Protection de l’administrateur

Pour la SA, le principe en vigueur dans l’ancien régime était que le mandat d’un administrateur pouvait être résilié à tout moment, sans préavis ni indemnité.

On parle de révocation ad nutum.

Dans le nouveau CSA, ce principe reste le point de départ mais il est désormais possible de s’en écarter. Il devient une règle supplétive. Cela permet d’offrir une meilleure protection aux administrateurs, favorisant ainsi la professionnalisation de la gestion des entreprises.

Le revers de la médaille est que le législateur introduit en même temps la faculté d’un licenciement pour motifs légitimes. Quand un tel motif légitime existe, l’assemblée générale peut décider de mettre fin au mandat sans indemnité ni préavis. à titre d’exemple de motif légitime, l’exposé des motifs cite les infractions pénales ou la fraude fiscale.

Toutes ces règles s’appliquent tant aux administrateurs statutaires qu’aux administrateurs nommés par l’assemblée générale. Les administrateurs statutaires sont donc moins bien lotis.

La gestion journalière devient également possible dans la SRL

L’organe d’administration de la SRL peut désormais décider de confier la gestion quotidienne de l’entreprise à une ou plusieurs personnes.

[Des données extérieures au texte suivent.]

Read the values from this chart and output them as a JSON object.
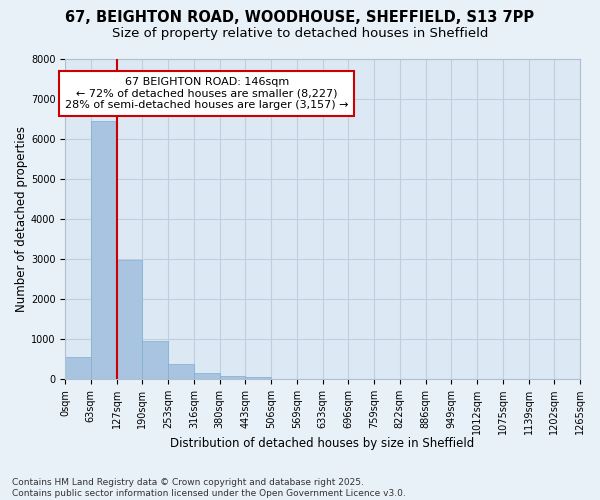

La question est de savoir si cela sera utile pour de nombreuses SRL? Dans la SRL classique où chaque administrateur dispose de tous les pouvoirs individuellement (c’est-à-dire y compris la gestion quotidienne), cela n’a aucun impact. La délégation de la gestion journalière ne peut être envisagée que dans les SRL disposant d’un organe collégial (collège d’administrateurs) ou lorsque des pouvoirs doivent être accordés à d’autres personnes que les administrateurs.

La gestion de la SA

La gestion de la SA ne doit plus nécessairement être exercée par un organe collégial (conseil d’administration). Cela reste bien sûr autorisé mais la gestion peut désormais être exercée par un administrateur unique. Ce changement effectue un rapprochement entre la SA et la SRL en termes de gestion. En outre, il est également possible d’opter pour un modèle de gestion duale avec un conseil de surveillance et un conseil de direction. L’ancien comité de direction disparaîtra au plus tard le 1er janvier 2024.

Prise de décision écrite (sans réunion de l’organe de gestion)

L’intention de notre législateur de rendre le droit des sociétés plus attractif et plus flexible se reflète dans la nouvelle règlementation sur la prise de décision par écrit. Alors que cette prise de décision par écrit n’existait pas dans la SRL ou devait remplir des conditions strictes dans la SA, le CSA rend cette prise de décision par écrit possible pour les deux formes juridiques et pour toutes les décisions à condition qu’elles soient prises à l’unanimité et que les statuts n’excluent pas cette possibilité.

Vérifiez donc vos statuts! Parfois, ils font référence à l’ancienne réglementation (stricte) et empèchent (involontairement) le bon fonctionnement du nouveau CSA. Une modification des statuts est alors recommandée.